ALTERNATIVE SOLUTIONS TO CRL’s PROPOSAL
- The CRL can (and should) refer complaints of abuses to the relevant authorities, so that the relevant laws can be enforced
FOR SA and many other churches and denominations have argued that there are existing laws already in place to deal with every “abuse” that the CRL has identified and these simply need to be enforced. For example, the “Prophet of Doom” was interdicted using existing law, and prohibited from spraying poisonous substances on people (or any similar action) or face time in jail.
The problem is the non-enforcement of existing laws, hence FOR SA’s recommendation for the CRL to set up a “rapid response unit” to alert the relevant authorities whenever it receives a complaint. There is also nothing prohibiting the CRL from reporting abuses to the relevant authorities, or going to court themselves.
- The CRL can (and should) play a leading role in ensuring that religious leaders and their organisations understand their legal obligations
Many of the issues identified in the CRL’s Report derive from a lack of compliance fueled by ignorance. The reality is that some religious practitioners simply do not know or understand the various aspects of the existing legal framework they need to comply with. A critical role of the CRL is therefore to educate, inform and indeed encourage, religious communities and institutions towards lawful and accountable behaviour.
The CRL can therefore play a valuable role in ensuring there is an improvement in the education and capacity building of the religious community. There are currently well-developed, practical and scalable initiatives that have broad support within the religious sector, that will put in place capacity building and training mechanisms for the religious community.
- The CRL can (and should) assist in the necessary consultation process needed to develop a “Code of Ethics”
FOR SA and other religious organisations have recommended a broad-based process of consultation with the aim of developing a “Code of Ethics” to identify and guide the behaviour, standards and processes that should be expected from a bona fide religious practitioner or religious organisation. Although subscription to this Code would be voluntary, it would define ethical benchmarks and certify individuals or organisations as being in compliance, thereby endorsing their adherence to these standards. The South African Charter for Religious Rights and Freedoms (SACRRF), which is supported by over 22 million people from across the religious spectrum, already provides a foundation from which to develop such a “Code of Ethics”.

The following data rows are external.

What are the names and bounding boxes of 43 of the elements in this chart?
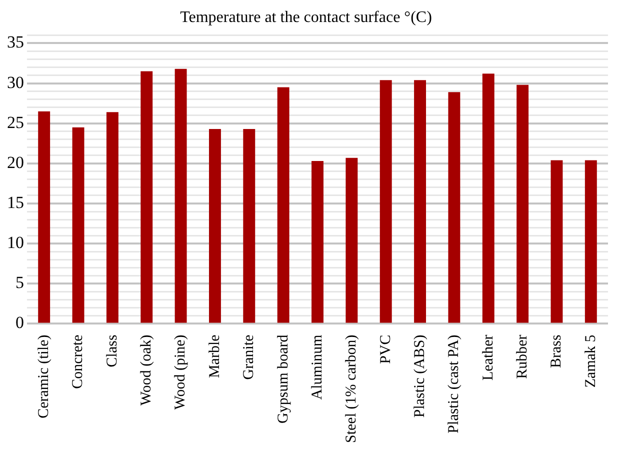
bar [38,111,50,323]
x-tick-label: Steel (1% carbon) [344,334,360,444]
x-tick-label: Wood (oak) [138,334,155,406]
bar [277,87,290,323]
x-tick-label: Class [104,334,120,368]
bar [243,128,256,323]
y-tick-label: 35 [7,32,24,52]
y-tick-label: 20 [7,152,24,172]
bar [550,160,563,323]
y-tick-label: 25 [7,112,24,132]
bar [208,128,221,323]
y-tick-label: 0 [16,313,24,332]
x-tick-label: Gypsum board [275,334,292,424]
x-tick-label: Rubber [514,334,530,379]
x-tick-label: Wood (pine) [172,334,189,410]
x-tick-label: Concrete [70,334,86,389]
y-tick-label: 5 [16,273,24,292]
x-tick-label: Granite [241,334,258,380]
bar [380,80,392,323]
y-tick-label: 10 [7,233,24,252]
y-tick-label: 15 [7,192,24,212]
x-tick-label: Plastic (ABS) [412,334,428,418]
x-tick-label: PVC [378,334,394,364]
bar [482,74,494,323]
x-tick-label: Zamak 5 [582,334,599,388]
x-tick-label: Leather [480,334,496,381]
bar [106,112,118,323]
chart-title: Temperature at the contact surface °(C) [180,8,432,26]
bar [72,127,84,323]
x-tick-label: Ceramic (tile) [36,334,52,418]
bar [448,92,460,323]
x-tick-label: Brass [548,334,565,368]
x-tick-label: Aluminum [309,334,326,400]
x-tick-label: Plastic (cast PA) [446,334,462,434]
bar [346,158,358,323]
bar [174,68,187,323]
x-tick-label: Marble [206,334,223,378]
bar [312,161,324,323]
y-tick-label: 30 [7,72,24,92]
bar [140,71,153,323]
bar [584,160,597,323]
bar [516,84,529,323]
bar [414,80,426,323]
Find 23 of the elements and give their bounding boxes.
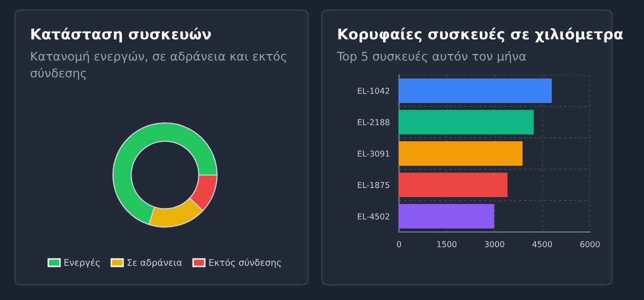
y-tick-label: EL-1875 (358, 182, 390, 188)
bar (399, 78, 552, 103)
bar (399, 172, 508, 198)
x-tick-label: 4500 (532, 241, 552, 248)
x-tick-label: 1500 (437, 241, 456, 248)
y-tick-label: EL-3091 (358, 150, 390, 157)
y-tick-label: EL-2188 (358, 119, 390, 126)
legend-label: Σε αδράνεια (128, 258, 182, 268)
x-tick-label: 0 (396, 241, 402, 248)
chart-title: Κατάσταση συσκευών (31, 28, 211, 42)
chart-subtitle: Κατανομή ενεργών, σε αδράνεια και εκτός σύνδεσης (30, 51, 286, 80)
chart-subtitle: Top 5 συσκευές αυτόν τον μήνα (336, 51, 526, 64)
legend-label: Ενεργές (64, 258, 100, 268)
bar (399, 141, 523, 166)
donut-slice (112, 122, 218, 226)
chart-title: Κορυφαίες συσκευές σε χιλιόμετρα (338, 28, 623, 42)
y-tick-label: EL-4502 (358, 213, 390, 220)
bar (399, 204, 494, 229)
y-tick-label: EL-1042 (358, 88, 390, 94)
x-tick-label: 6000 (580, 241, 600, 248)
legend-label: Εκτός σύνδεσης (209, 258, 281, 268)
x-tick-label: 3000 (484, 241, 504, 248)
bar (399, 110, 534, 134)
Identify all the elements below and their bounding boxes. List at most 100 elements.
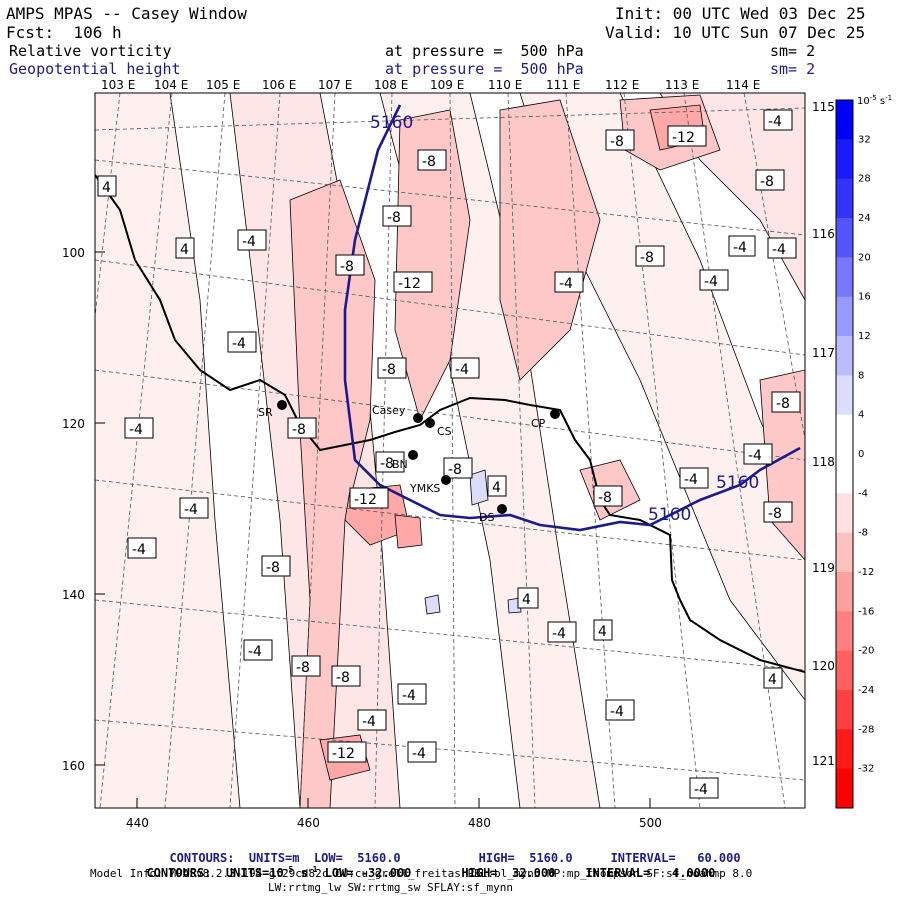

FOR SA is fully persuaded that the South African religious community is well able to self-regulate and to make the necessary adjustments to address the valid concerns expressed by the CRL’s Report. Our concern is that the CRL’s proposal clearly amounts to a power grab to capture the religious community and bring it under the control of the State. We need to be alert to the fact that if we lose our cherished freedoms, it is unlikely that they will ever be regained.